We've had some problems in understanding performance counter results
on P4/Xeon (collected with VTune 2.0 on Linux). Maybe this is just a
series of misunderstandings with the documentation, but anyway:
1) In the IA32 Architecture Optimization document it is said that P4's
hardware counter "2nd Level Cache Read Misses" has bugs that can cause
miscounting by a factor of two. Since the measurements for same code with
same data size delivers reproducable counting results with vtune, this
bug has to occur under specific circumstances. Is anything known about
under which circumstances this bug occurs? There are some algorithms that
seem to result in reliable counts, other algorithms are obviously
miscounted. It would be great if a correct result could be drawn out of the
measurements and some assumptions or estimations.

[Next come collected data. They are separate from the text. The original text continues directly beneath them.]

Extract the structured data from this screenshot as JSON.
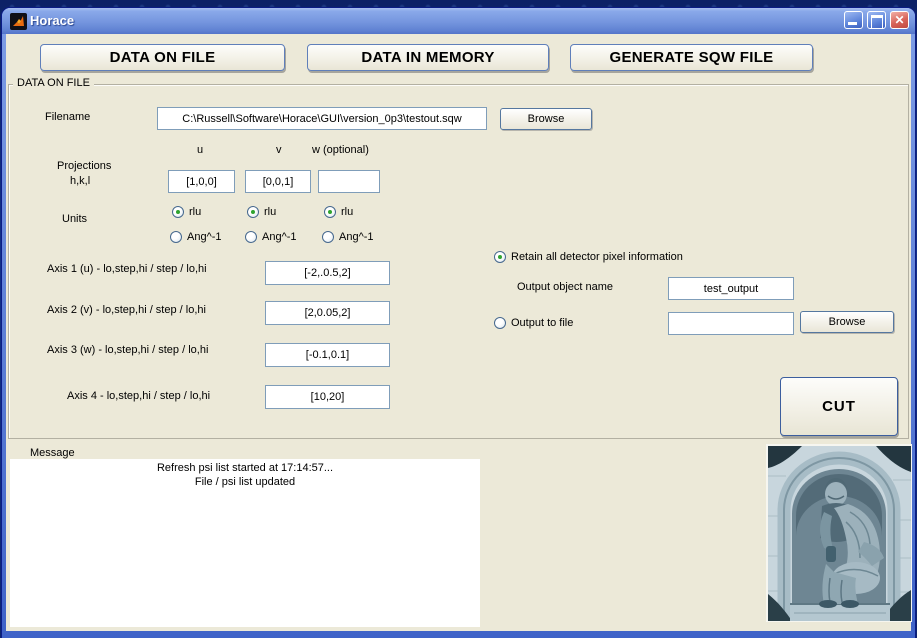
{
  "window": {
    "title": "Horace",
    "icons": {
      "matlab_logo": "matlab-membrane-logo",
      "minimize": "_",
      "maximize": "□",
      "close": "✕"
    }
  },
  "colors": {
    "desktop": "#0c2470",
    "titlebar_blue": "#7495de",
    "client_beige": "#ece9d8",
    "field_border": "#7f9db9",
    "radio_dot_green": "#2fa32f",
    "close_red": "#cf5a50"
  },
  "nav": {
    "data_on_file": "DATA ON FILE",
    "data_in_memory": "DATA IN MEMORY",
    "generate_sqw_file": "GENERATE SQW FILE"
  },
  "panel": {
    "title": "DATA ON FILE",
    "filename_label": "Filename",
    "filename_value": "C:\\Russell\\Software\\Horace\\GUI\\version_0p3\\testout.sqw",
    "browse_label": "Browse",
    "projections": {
      "col_u": "u",
      "col_v": "v",
      "col_w": "w (optional)",
      "label_line1": "Projections",
      "label_line2": "h,k,l",
      "u_value": "[1,0,0]",
      "v_value": "[0,0,1]",
      "w_value": ""
    },
    "units": {
      "label": "Units",
      "rlu_label": "rlu",
      "ang_label": "Ang^-1",
      "selected": "rlu"
    },
    "axes": [
      {
        "label": "Axis 1 (u) - lo,step,hi / step / lo,hi",
        "value": "[-2,.0.5,2]"
      },
      {
        "label": "Axis 2 (v) - lo,step,hi / step / lo,hi",
        "value": "[2,0.05,2]"
      },
      {
        "label": "Axis 3 (w) - lo,step,hi / step / lo,hi",
        "value": "[-0.1,0.1]"
      },
      {
        "label": "Axis 4 - lo,step,hi / step / lo,hi",
        "value": "[10,20]"
      }
    ],
    "output": {
      "retain_label": "Retain all detector pixel information",
      "object_name_label": "Output object name",
      "object_name_value": "test_output",
      "to_file_label": "Output to file",
      "to_file_value": "",
      "browse_label": "Browse",
      "selected": "retain"
    },
    "cut_label": "CUT"
  },
  "message": {
    "label": "Message",
    "lines": [
      "Refresh psi list started at 17:14:57...",
      "File / psi list updated"
    ]
  }
}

2) If data is loaded that is not in 2nd Level cache, the cache loads two
cache lines from memory. Is that counted as one or two events
for 2nd level Cache Read Misses? And which counters count L2 cache
3) As "2nd Level Cache Load Misses Retired" counts the Loads from L2 Cache,
which caused a cache miss, and "2nd Level Cache Read Misses" counts the
memory load misses as seen by the bus queue (VTune Reference), can it be
assumed, that - including some error concerning instruction loads
a.s.o - the difference of both are a measure for 2nd Level Cache Write
Misses? If not, how else could write misses be determined?
4) In the P4 Architecture Optimization document it is noted that
P4's event "2nd Level Cache Load Misses Retired" 'is known to undercount
when loads are apart'. Could you explain why/when this occurs,
and give an estimation of the factor by which it is undercounting
for some specific code example?
Can anyone help us?